Implements a toy engine to process transactions from csv. Run with
cargo run -- file.path
├── account.rs # handles deposit, withdraw, etc. operations on client account
├── engine.rs # engine to process transactions line by line
├── transaction.rs # types for transactions with serde deserialisation rules
└── main.rs # reads csv file, passes lines through transaction engine and writes the state of accounts
Here is how I addressed different scoring criteria:
- Basics - cargo test/run/build should run. Used cargo fmt and clippy for formatting.
- Completeness - attempted to support all the mentioned transactions.
- deposit/withdraw/dispute/resolve/chargeback.
- One interesting case not covered here is what happens with a withdrawal that happened between deposit and the dispute of that deposit, such that after dispute there is actually not enough funds for the withdrawal that has already happened.
- See account.rs for some comments and assumptions.

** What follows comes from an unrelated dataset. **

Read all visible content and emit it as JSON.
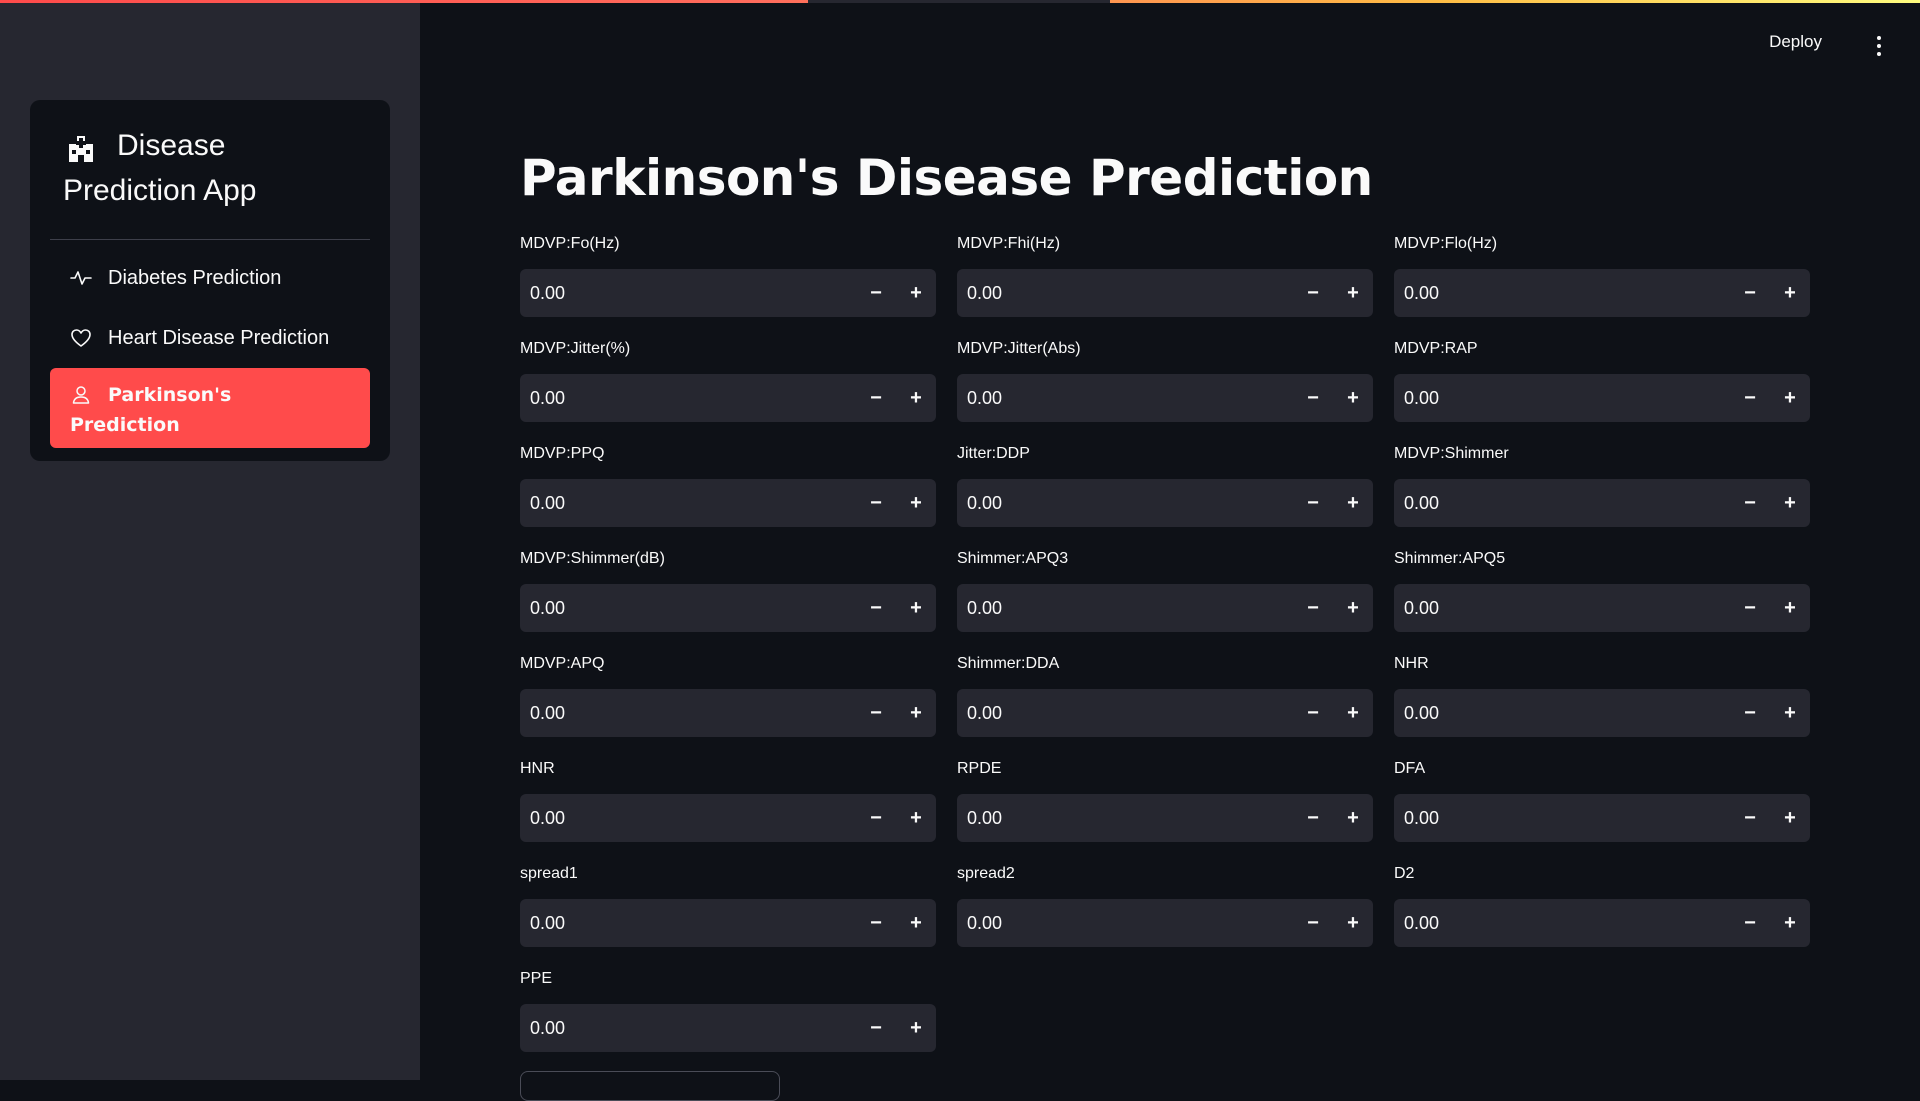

- Correctness - see unit tests in account.rs + there some test files you can try out under assets
- Safety and Robustness - mostly has just panics, but I put TODOs for where I think should be result types and logging
- Efficiency - probably the most lacking aspect. Currently, would likely fail for very large files due to storing transaction history and wouldn't be as quick as solutions processing rows in parallel. I put down some extension ideas that I would consider given more time to address this.

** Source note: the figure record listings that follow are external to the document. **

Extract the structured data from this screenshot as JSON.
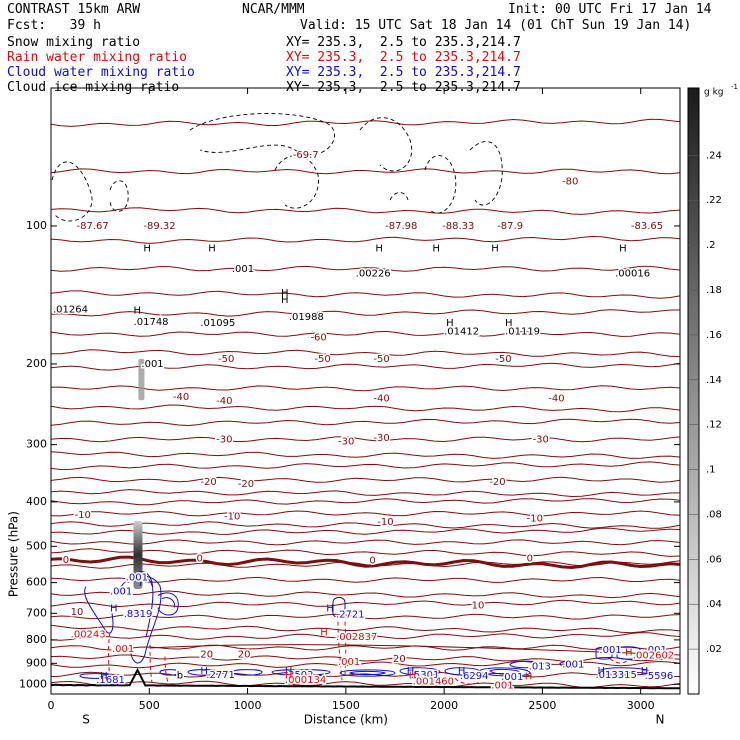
{
  "header": {
    "title": "CONTRAST 15km ARW",
    "center": "NCAR/MMM",
    "init": "Init: 00 UTC Fri 17 Jan 14",
    "fcst": "Fcst:   39 h",
    "valid": "Valid: 15 UTC Sat 18 Jan 14 (01 ChT Sun 19 Jan 14)"
  },
  "fields": [
    {
      "name": "Snow mixing ratio",
      "xy": "XY= 235.3,  2.5 to 235.3,214.7",
      "color": "#000000"
    },
    {
      "name": "Rain water mixing ratio",
      "xy": "XY= 235.3,  2.5 to 235.3,214.7",
      "color": "#d01010"
    },
    {
      "name": "Cloud water mixing ratio",
      "xy": "XY= 235.3,  2.5 to 235.3,214.7",
      "color": "#1010c0"
    },
    {
      "name": "Cloud ice mixing ratio",
      "xy": "XY= 235.3,  2.5 to 235.3,214.7",
      "color": "#000000"
    }
  ],
  "colors": {
    "temperature": "#7a1010",
    "freezing": "#7a1010",
    "terrain": "#000000",
    "rain": "#d01010",
    "cloudwater": "#1010c0"
  },
  "chart_data": {
    "type": "contour-cross-section",
    "xlabel": "Distance (km)",
    "ylabel": "Pressure (hPa)",
    "xlim": [
      0,
      3200
    ],
    "ylim": [
      1050,
      50
    ],
    "y_scale": "log",
    "x_ticks": [
      0,
      500,
      1000,
      1500,
      2000,
      2500,
      3000
    ],
    "y_ticks": [
      100,
      200,
      300,
      400,
      500,
      600,
      700,
      800,
      900,
      1000
    ],
    "x_end_labels": {
      "left": "S",
      "right": "N"
    },
    "colorbar": {
      "unit": "g kg",
      "unit_exp": "-1",
      "ticks": [
        ".02",
        ".04",
        ".06",
        ".08",
        ".1",
        ".12",
        ".14",
        ".16",
        ".18",
        ".2",
        ".22",
        ".24"
      ],
      "range": [
        0,
        0.27
      ]
    },
    "isotherm_labels": [
      {
        "text": "-87.67",
        "x": 130,
        "p": 100
      },
      {
        "text": "-89.32",
        "x": 470,
        "p": 100
      },
      {
        "text": "-69.7",
        "x": 1230,
        "p": 70
      },
      {
        "text": "-87.98",
        "x": 1700,
        "p": 100
      },
      {
        "text": "-88.33",
        "x": 1990,
        "p": 100
      },
      {
        "text": "-87.9",
        "x": 2270,
        "p": 100
      },
      {
        "text": "-80",
        "x": 2600,
        "p": 80
      },
      {
        "text": "-83.65",
        "x": 2950,
        "p": 100
      },
      {
        "text": "-60",
        "x": 1320,
        "p": 175
      },
      {
        "text": "-50",
        "x": 1340,
        "p": 195
      },
      {
        "text": "-50",
        "x": 1640,
        "p": 195
      },
      {
        "text": "-50",
        "x": 2260,
        "p": 195
      },
      {
        "text": "-50",
        "x": 850,
        "p": 195
      },
      {
        "text": "-40",
        "x": 620,
        "p": 236
      },
      {
        "text": "-40",
        "x": 840,
        "p": 241
      },
      {
        "text": "-40",
        "x": 1640,
        "p": 238
      },
      {
        "text": "-40",
        "x": 2530,
        "p": 238
      },
      {
        "text": "-30",
        "x": 840,
        "p": 292
      },
      {
        "text": "-30",
        "x": 1460,
        "p": 295
      },
      {
        "text": "-30",
        "x": 1640,
        "p": 290
      },
      {
        "text": "-30",
        "x": 2450,
        "p": 292
      },
      {
        "text": "-20",
        "x": 760,
        "p": 362
      },
      {
        "text": "-20",
        "x": 950,
        "p": 366
      },
      {
        "text": "-20",
        "x": 2230,
        "p": 362
      },
      {
        "text": "-10",
        "x": 120,
        "p": 427
      },
      {
        "text": "-10",
        "x": 880,
        "p": 430
      },
      {
        "text": "-10",
        "x": 1660,
        "p": 442
      },
      {
        "text": "-10",
        "x": 2420,
        "p": 435
      },
      {
        "text": "0",
        "x": 60,
        "p": 535
      },
      {
        "text": "0",
        "x": 740,
        "p": 532
      },
      {
        "text": "0",
        "x": 1620,
        "p": 537
      },
      {
        "text": "0",
        "x": 2420,
        "p": 532
      },
      {
        "text": "10",
        "x": 100,
        "p": 695
      },
      {
        "text": "10",
        "x": 2140,
        "p": 673
      },
      {
        "text": "20",
        "x": 760,
        "p": 860
      },
      {
        "text": "20",
        "x": 950,
        "p": 860
      },
      {
        "text": "20",
        "x": 1740,
        "p": 880
      }
    ],
    "cloud_ice_labels": [
      {
        "text": ".001",
        "x": 920,
        "p": 124
      },
      {
        "text": ".00226",
        "x": 1550,
        "p": 127
      },
      {
        "text": ".00016",
        "x": 2870,
        "p": 127
      },
      {
        "text": ".01264",
        "x": 10,
        "p": 152
      },
      {
        "text": ".01748",
        "x": 420,
        "p": 162
      },
      {
        "text": ".01095",
        "x": 760,
        "p": 163
      },
      {
        "text": ".01988",
        "x": 1210,
        "p": 158
      },
      {
        "text": ".01412",
        "x": 2000,
        "p": 170
      },
      {
        "text": ".01119",
        "x": 2310,
        "p": 170
      },
      {
        "text": ".001",
        "x": 460,
        "p": 200
      }
    ],
    "cloud_ice_highs": [
      {
        "x": 470,
        "p": 112
      },
      {
        "x": 800,
        "p": 112
      },
      {
        "x": 1170,
        "p": 140
      },
      {
        "x": 1650,
        "p": 112
      },
      {
        "x": 1940,
        "p": 112
      },
      {
        "x": 2240,
        "p": 112
      },
      {
        "x": 2890,
        "p": 112
      },
      {
        "x": 420,
        "p": 153
      },
      {
        "x": 1170,
        "p": 145
      },
      {
        "x": 2010,
        "p": 163
      },
      {
        "x": 2310,
        "p": 163
      }
    ],
    "cloud_water_labels": [
      {
        "text": ".001",
        "x": 300,
        "p": 628
      },
      {
        "text": ".001",
        "x": 380,
        "p": 585
      },
      {
        "text": ".8319",
        "x": 370,
        "p": 702
      },
      {
        "text": ".2721",
        "x": 1450,
        "p": 705
      },
      {
        "text": ".001",
        "x": 2790,
        "p": 842
      },
      {
        "text": ".001",
        "x": 3020,
        "p": 842
      },
      {
        "text": ".1681",
        "x": 230,
        "p": 978
      },
      {
        "text": ".2771",
        "x": 790,
        "p": 955
      },
      {
        "text": ".3502",
        "x": 1190,
        "p": 955
      },
      {
        "text": ".5301",
        "x": 1830,
        "p": 955
      },
      {
        "text": ".6294",
        "x": 2080,
        "p": 960
      },
      {
        "text": ".001",
        "x": 2290,
        "p": 965
      },
      {
        "text": ".013",
        "x": 2430,
        "p": 915
      },
      {
        "text": ".001",
        "x": 2600,
        "p": 905
      },
      {
        "text": ".013315",
        "x": 2770,
        "p": 955
      },
      {
        "text": ".5596",
        "x": 3020,
        "p": 960
      }
    ],
    "cloud_water_highs": [
      {
        "x": 300,
        "p": 683
      },
      {
        "x": 1400,
        "p": 683
      },
      {
        "x": 760,
        "p": 935
      },
      {
        "x": 1190,
        "p": 935
      },
      {
        "x": 1810,
        "p": 935
      },
      {
        "x": 2070,
        "p": 935
      },
      {
        "x": 2780,
        "p": 935
      },
      {
        "x": 3000,
        "p": 935
      },
      {
        "x": 250,
        "p": 960
      }
    ],
    "rain_labels": [
      {
        "text": ".00243",
        "x": 100,
        "p": 778
      },
      {
        "text": ".002837",
        "x": 1450,
        "p": 788
      },
      {
        "text": ".001",
        "x": 1460,
        "p": 893
      },
      {
        "text": ".002602",
        "x": 2960,
        "p": 865
      },
      {
        "text": ".000134",
        "x": 1190,
        "p": 978
      },
      {
        "text": ".001460",
        "x": 1840,
        "p": 985
      },
      {
        "text": ".001",
        "x": 2240,
        "p": 1005
      },
      {
        "text": ".001",
        "x": 310,
        "p": 838
      }
    ],
    "rain_highs": [
      {
        "x": 1370,
        "p": 770
      },
      {
        "x": 2920,
        "p": 852
      },
      {
        "x": 1190,
        "p": 958
      },
      {
        "x": 1820,
        "p": 958
      },
      {
        "x": 2410,
        "p": 962
      }
    ],
    "snow_labels": [
      {
        "text": "b",
        "x": 640,
        "p": 958
      }
    ]
  }
}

- Maintanability - split into account/engine/transaction + used trait for client account for easier substitution in transaction engine.
Current limitations are:
- To dispute transactions you need to remember what has actually happened in the previous transaction (unless we do more than 1 pass through the transaction file) which is why I have a hashmap for storing the effect of transaction on available funds. It would grow out of proportions for huge files.
- No parallelism.
Hence, some ideas for improvement would be
- Go through transaction in reverse chronological order - if we went through transactions in reverse chronological order would only need to store ids of transaction in dispute/resolve/chargeback, and then when we hit the transaction with the right id apply it as disputed/resolved/chargebacked. Could then avoid storing transaction log as it is done currently.
- Add parallelism - for example, do 2 passes through the file, first an equivalent of groupby to group transaction for a single user together, then could spawn different processes for each user that could write output independently.